During that heated exchange in Monday’s Boston Herald debate, former Medicaid/Medicare administrator Don Berwick, the third candidate in the race, scolded them both  for their “politics as usual.”  “It doesn’t help people,” he said, to good effect. Dr. Berwick,  smart and progressive, likes to “take the long view,” and embraces values of social justice, compassion and equality of opportunity. He even pledges “to end hunger and chronic homelessness in my first term.”  Oh, my.  But, much as we like to fault politicians for not taking the long view, Berwick seems singularly disinclined to talk specifics about the here and now.  He is a single-minded proponent of a single-payer health care system, but I have never heard him explain how exactly he would move the state there.

All three Democrats faulted Republican Charlie Baker for “mismanaging” the Big Dig, an issue that seems dredged from the Paleolithic era, with blame for the (wildly successful) project costs being shared by two decades of Republican and Democratic governors.

How they all deal with the casino issue becomes a prism for viewing the candidates. Both Coakley and Grossman favor casinos, while Berwick decidedly does not.  If the repeal referendum passes in November, Republican Charlie Baker would file a bill to create a single casino – in Springfield.  So would the Dems also advance a one-casino bill?  Coakley is classically non-committal, saying “Let’s take it one step at a time, see where the vote goes.”  Grossman is clear cut. Despite being a casino supporter, he “wouldn’t go that route……out of respect for the people’s vote.” Berwick passionately opposes casinos. Period.

The more interesting question: if repeal passes, how would each make up the $73 million in casino revenues that the state budget counts on? Coakley, in full frontrunner mode, didn’t specify (read: I don’t have to commit until I see if the repeal referendum passes?). Grossman was certain that, in a $40 billion state budget, “we’ll find it,” even if it means invading the state’s rainy day fund. Berwick, as with most spending issues, would cover costs with savings from health care reform.  But that wouldn’t  happen overnight, and meanwhile there’s that nasty $73 million gap.

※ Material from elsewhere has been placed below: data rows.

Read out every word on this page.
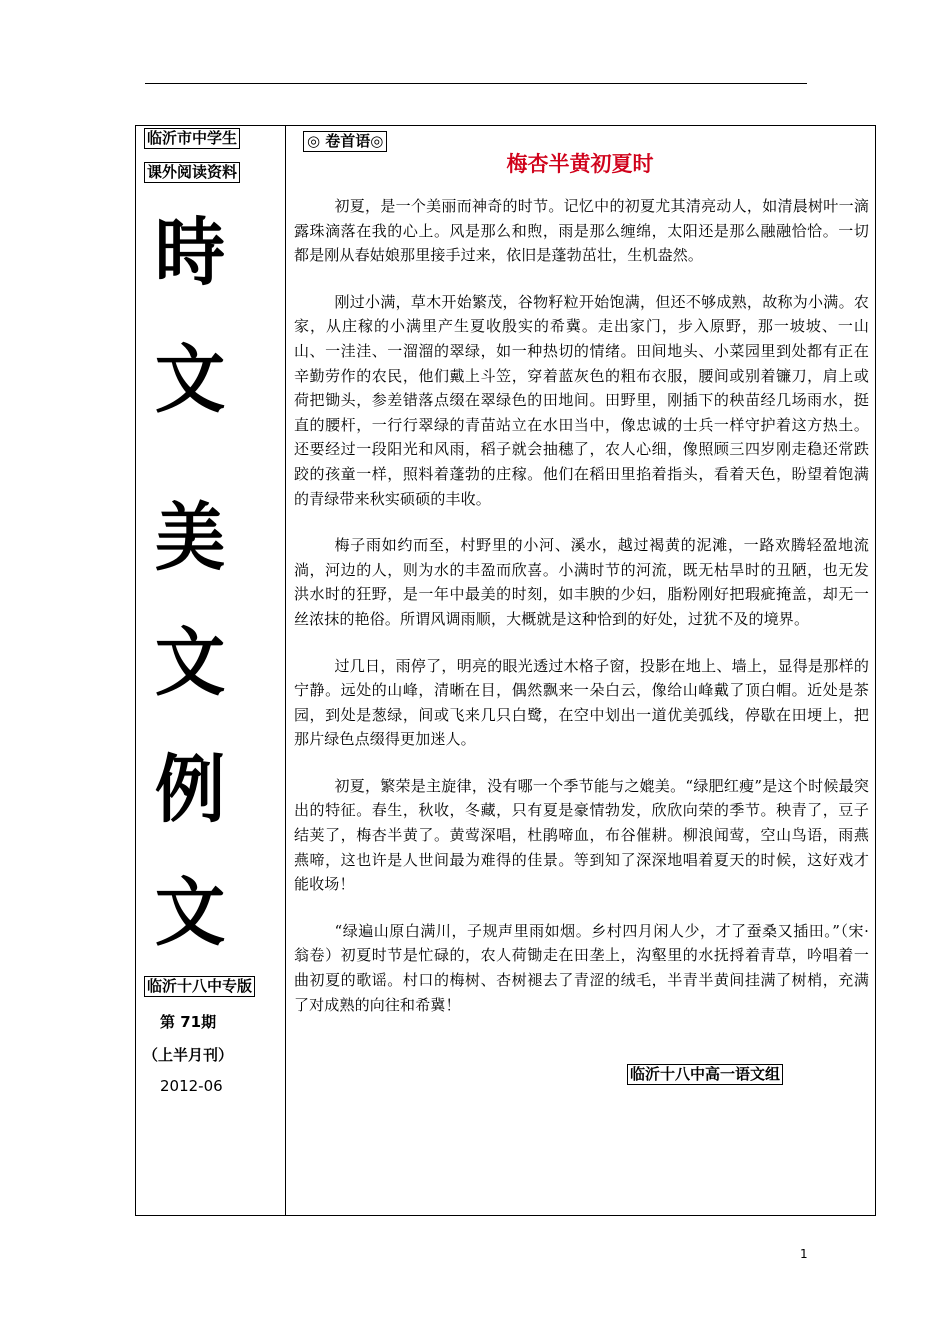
临沂市中学生
课外阅读资料
時
文
美
文
例
文
临沂十八中专版
第 71期
（上半月刊）
2012-06
◎ 卷首语◎
梅杏半黄初夏时

初夏，是一个美丽而神奇的时节。记忆中的初夏尤其清亮动人，如清晨树叶一滴露珠滴落在我的心上。风是那么和煦，雨是那么缠绵，太阳还是那么融融恰恰。一切都是刚从春姑娘那里接手过来，依旧是蓬勃茁壮，生机盎然。

刚过小满，草木开始繁茂，谷物籽粒开始饱满，但还不够成熟，故称为小满。农家，从庄稼的小满里产生夏收殷实的希冀。走出家门，步入原野，那一坡坡、一山山、一洼洼、一溜溜的翠绿，如一种热切的情绪。田间地头、小菜园里到处都有正在辛勤劳作的农民，他们戴上斗笠，穿着蓝灰色的粗布衣服，腰间或别着镰刀，肩上或荷把锄头，参差错落点缀在翠绿色的田地间。田野里，刚插下的秧苗经几场雨水，挺直的腰杆，一行行翠绿的青苗站立在水田当中，像忠诚的士兵一样守护着这方热土。还要经过一段阳光和风雨，稻子就会抽穗了，农人心细，像照顾三四岁刚走稳还常跌跤的孩童一样，照料着蓬勃的庄稼。他们在稻田里掐着指头，看着天色，盼望着饱满的青绿带来秋实硕硕的丰收。

梅子雨如约而至，村野里的小河、溪水，越过褐黄的泥滩，一路欢腾轻盈地流淌，河边的人，则为水的丰盈而欣喜。小满时节的河流，既无枯旱时的丑陋，也无发洪水时的狂野，是一年中最美的时刻，如丰腴的少妇，脂粉刚好把瑕疵掩盖，却无一丝浓抹的艳俗。所谓风调雨顺，大概就是这种恰到的好处，过犹不及的境界。

过几日，雨停了，明亮的眼光透过木格子窗，投影在地上、墙上，显得是那样的宁静。远处的山峰，清晰在目，偶然飘来一朵白云，像给山峰戴了顶白帽。近处是茶园，到处是葱绿，间或飞来几只白鹭，在空中划出一道优美弧线，停歇在田埂上，把那片绿色点缀得更加迷人。

初夏，繁荣是主旋律，没有哪一个季节能与之媲美。“绿肥红瘦”是这个时候最突出的特征。春生，秋收，冬藏，只有夏是豪情勃发，欣欣向荣的季节。秧青了，豆子结荚了，梅杏半黄了。黄莺深唱，杜鹃啼血，布谷催耕。柳浪闻莺，空山鸟语，雨燕燕啼，这也许是人世间最为难得的佳景。等到知了深深地唱着夏天的时候，这好戏才能收场！

“绿遍山原白满川，子规声里雨如烟。乡村四月闲人少，才了蚕桑又插田。”（宋·翁卷）初夏时节是忙碌的，农人荷锄走在田垄上，沟壑里的水抚捋着青草，吟唱着一曲初夏的歌谣。村口的梅树、杏树褪去了青涩的绒毛，半青半黄间挂满了树梢，充满了对成熟的向往和希冀！

临沂十八中高一语文组
1
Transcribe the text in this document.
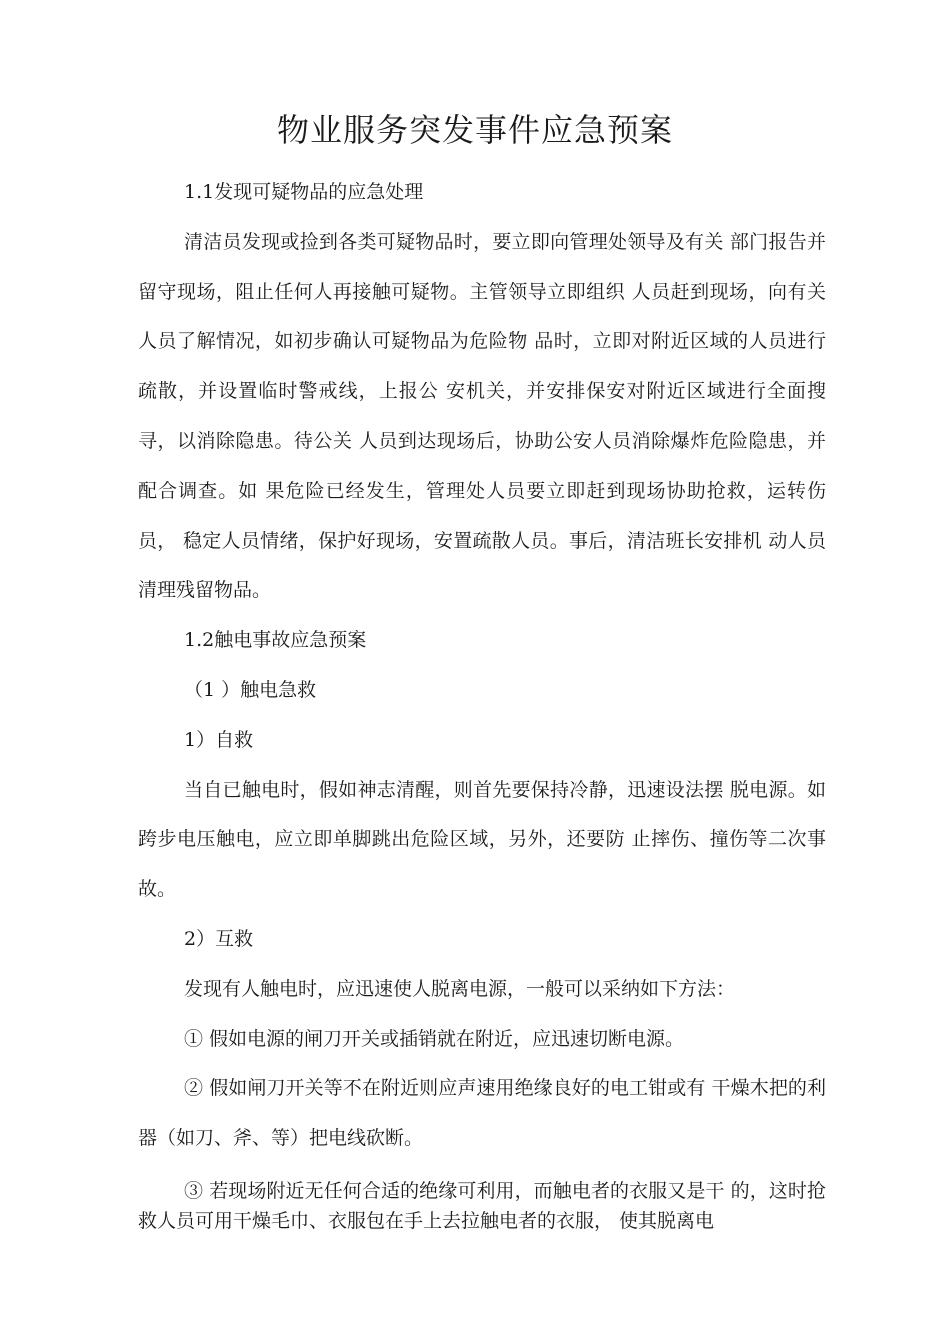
物业服务突发事件应急预案

1.1发现可疑物品的应急处理

清洁员发现或捡到各类可疑物品时，要立即向管理处领导及有关 部门报告并留守现场，阻止任何人再接触可疑物。主管领导立即组织 人员赶到现场，向有关人员了解情况，如初步确认可疑物品为危险物 品时，立即对附近区域的人员进行疏散，并设置临时警戒线，上报公 安机关，并安排保安对附近区域进行全面搜寻，以消除隐患。待公关 人员到达现场后，协助公安人员消除爆炸危险隐患，并配合调查。如 果危险已经发生，管理处人员要立即赶到现场协助抢救，运转伤员， 稳定人员情绪，保护好现场，安置疏散人员。事后，清洁班长安排机 动人员清理残留物品。

1.2触电事故应急预案

（1 ）触电急救

1）自救

当自已触电时，假如神志清醒，则首先要保持冷静，迅速设法摆 脱电源。如跨步电压触电，应立即单脚跳出危险区域，另外，还要防 止摔伤、撞伤等二次事故。

2）互救

发现有人触电时，应迅速使人脱离电源，一般可以采纳如下方法：

① 假如电源的闸刀开关或插销就在附近，应迅速切断电源。

② 假如闸刀开关等不在附近则应声速用绝缘良好的电工钳或有 干燥木把的利器（如刀、斧、等）把电线砍断。

③ 若现场附近无任何合适的绝缘可利用，而触电者的衣服又是干 的，这时抢救人员可用干燥毛巾、衣服包在手上去拉触电者的衣服， 使其脱离电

In a parallel vein, on the matter of funding universal pre-K education, Berwick said that, in addition to savings from heath care,  he’d go after $2 billion in tax expenditures (loopholes). Plus, he supports a graduated income tax.  Apparently his taking the long view forward is not retrospective. Perhaps he’s not aware of  repeated anti-grad tax votes for many decades?

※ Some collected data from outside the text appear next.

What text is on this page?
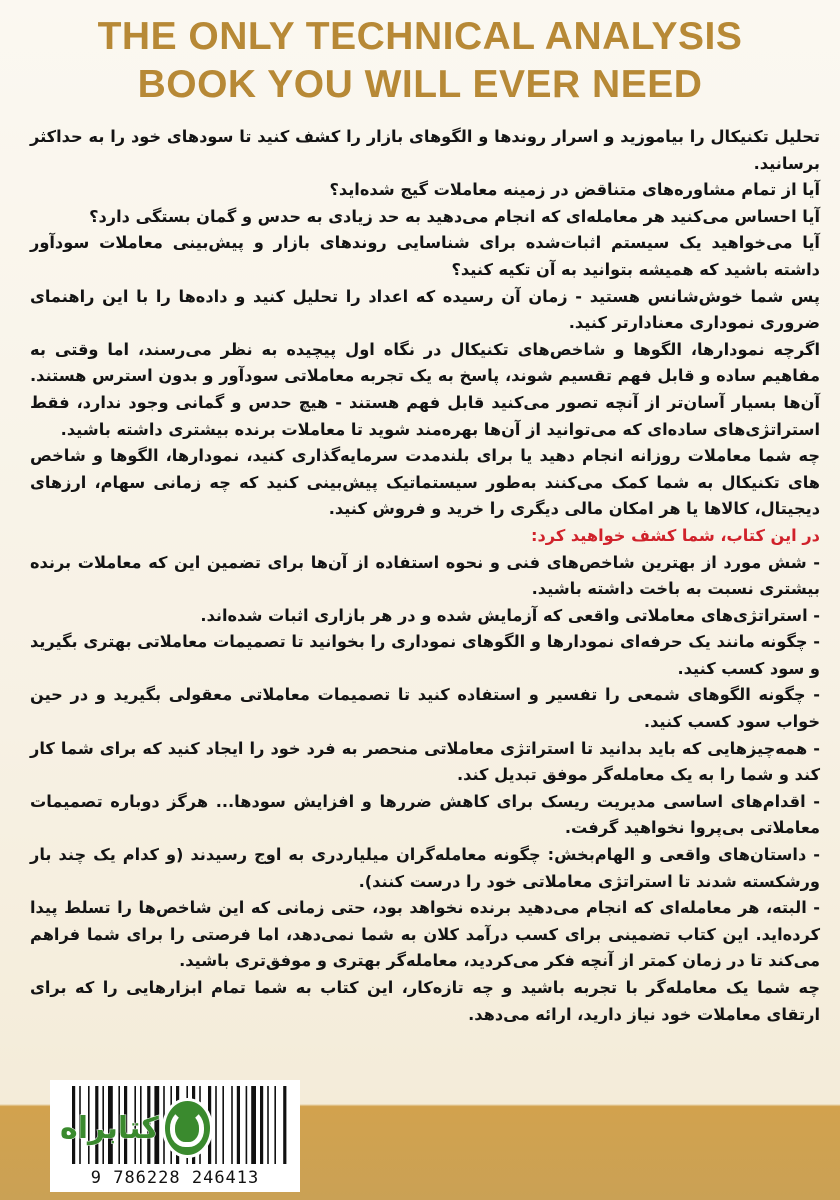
THE ONLY TECHNICAL ANALYSIS
BOOK YOU WILL EVER NEED

تحلیل تکنیکال را بیاموزید و اسرار روندها و الگوهای بازار را کشف کنید تا سودهای خود را به حداکثر برسانید.

آیا از تمام مشاوره‌های متناقض در زمینه معاملات گیج شده‌اید؟

آیا احساس می‌کنید هر معامله‌ای که انجام می‌دهید به حد زیادی به حدس و گمان بستگی دارد؟

آیا می‌خواهید یک سیستم اثبات‌شده برای شناسایی روندهای بازار و پیش‌بینی معاملات سودآور داشته باشید که همیشه بتوانید به آن تکیه کنید؟

پس شما خوش‌شانس هستید - زمان آن رسیده که اعداد را تحلیل کنید و داده‌ها را با این راهنمای ضروری نموداری معنادارتر کنید.

اگرچه نمودارها، الگوها و شاخص‌های تکنیکال در نگاه اول پیچیده به نظر می‌رسند، اما وقتی به مفاهیم ساده و قابل فهم تقسیم شوند، پاسخ به یک تجربه معاملاتی سودآور و بدون استرس هستند. آن‌ها بسیار آسان‌تر از آنچه تصور می‌کنید قابل فهم هستند - هیچ حدس و گمانی وجود ندارد، فقط استراتژی‌های ساده‌ای که می‌توانید از آن‌ها بهره‌مند شوید تا معاملات برنده بیشتری داشته باشید.

چه شما معاملات روزانه انجام دهید یا برای بلندمدت سرمایه‌گذاری کنید، نمودارها، الگوها و شاخص های تکنیکال به شما کمک می‌کنند به‌طور سیستماتیک پیش‌بینی کنید که چه زمانی سهام، ارزهای دیجیتال، کالاها یا هر امکان مالی دیگری را خرید و فروش کنید.

در این کتاب، شما کشف خواهید کرد:

- شش مورد از بهترین شاخص‌های فنی و نحوه استفاده از آن‌ها برای تضمین این که معاملات برنده بیشتری نسبت به باخت داشته باشید.

- استراتژی‌های معاملاتی واقعی که آزمایش شده و در هر بازاری اثبات شده‌اند.

- چگونه مانند یک حرفه‌ای نمودارها و الگوهای نموداری را بخوانید تا تصمیمات معاملاتی بهتری بگیرید و سود کسب کنید.

- چگونه الگوهای شمعی را تفسیر و استفاده کنید تا تصمیمات معاملاتی معقولی بگیرید و در حین خواب سود کسب کنید.

- همه‌چیزهایی که باید بدانید تا استراتژی معاملاتی منحصر به فرد خود را ایجاد کنید که برای شما کار کند و شما را به یک معامله‌گر موفق تبدیل کند.

- اقدام‌های اساسی مدیریت ریسک برای کاهش ضررها و افزایش سودها... هرگز دوباره تصمیمات معاملاتی بی‌پروا نخواهید گرفت.

- داستان‌های واقعی و الهام‌بخش: چگونه معامله‌گران میلیاردری به اوج رسیدند (و کدام یک چند بار ورشکسته شدند تا استراتژی معاملاتی خود را درست کنند).

- البته، هر معامله‌ای که انجام می‌دهید برنده نخواهد بود، حتی زمانی که این شاخص‌ها را تسلط پیدا کرده‌اید. این کتاب تضمینی برای کسب درآمد کلان به شما نمی‌دهد، اما فرصتی را برای شما فراهم می‌کند تا در زمان کمتر از آنچه فکر می‌کردید، معامله‌گر بهتری و موفق‌تری باشید.

چه شما یک معامله‌گر با تجربه باشید و چه تازه‌کار، این کتاب به شما تمام ابزارهایی را که برای ارتقای معاملات خود نیاز دارید، ارائه می‌دهد.

9 786228 246413
کتابراه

Attorneys general, it seems, have difficulty getting elected governor. Think, Eddie McCormack, Bob Quinn, George Fingold, Frank Bellotti,  Scott Harshbarger, and Tom Reilly; all failed trying.  The last Attorney General to be elected governor was Paul Dever, who tried it once and failed but finally succeeded in 1948, after military service.  Prior to that, I can only find James Sullivan, at the beginning of the 19th century.  Will Coakley break the pattern of half a century?She is a better candidate than when she ran against Scott Brown in 2010, but many questions still remain.

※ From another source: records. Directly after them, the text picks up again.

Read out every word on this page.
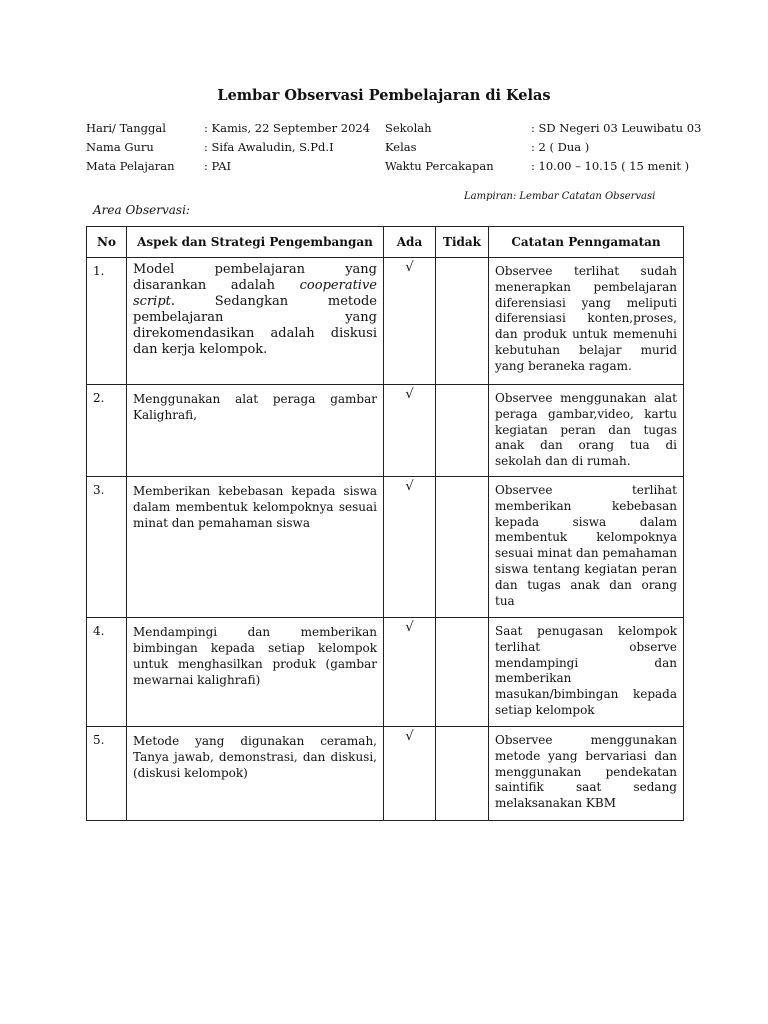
Lembar Observasi Pembelajaran di Kelas
Hari/ Tanggal	: Kamis, 22 September 2024	Sekolah	: SD Negeri 03 Leuwibatu 03
Nama Guru	: Sifa Awaludin, S.Pd.I	Kelas	: 2 ( Dua )
Mata Pelajaran	: PAI	Waktu Percakapan	: 10.00 – 10.15 ( 15 menit )
Lampiran: Lembar Catatan Observasi
Area Observasi:
No	Aspek dan Strategi Pengembangan	Ada	Tidak	Catatan Penngamatan
1.	Model pembelajaran yang disarankan adalah cooperative script. Sedangkan metode pembelajaran yang direkomendasikan adalah diskusi dan kerja kelompok.	√		Observee terlihat sudah menerapkan pembelajaran diferensiasi yang meliputi diferensiasi konten,proses, dan produk untuk memenuhi kebutuhan belajar murid yang beraneka ragam.
2.	Menggunakan alat peraga gambar Kalighrafi,	√		Observee menggunakan alat peraga gambar,video, kartu kegiatan peran dan tugas anak dan orang tua di sekolah dan di rumah.
3.	Memberikan kebebasan kepada siswa dalam membentuk kelompoknya sesuai minat dan pemahaman siswa	√		Observee terlihat memberikan kebebasan kepada siswa dalam membentuk kelompoknya sesuai minat dan pemahaman siswa tentang kegiatan peran dan tugas anak dan orang tua
4.	Mendampingi dan memberikan bimbingan kepada setiap kelompok untuk menghasilkan produk (gambar mewarnai kalighrafi)	√		Saat penugasan kelompok terlihat observe mendampingi dan memberikan masukan/bimbingan kepada setiap kelompok
5.	Metode yang digunakan ceramah, Tanya jawab, demonstrasi, dan diskusi, (diskusi kelompok)	√		Observee menggunakan metode yang bervariasi dan menggunakan pendekatan saintifik saat sedang melaksanakan KBM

Most independents, the majority of Massachusetts voters, won’t weigh in until the general election. Recent polls suggest that some 47 percent of Grossman supporters would jump to Baker in the general election rather than support Coakley. But Baker, whose  performances to date are nothing if not uneven, is not a shoo-in. Of course, if Berwick ( now trailing badly, but who has said he’s “in it to win it“)  got out of the race, things would really be stirred up, and both Democratic and Republican primary winners could assert that they were supported by the majority of their parties.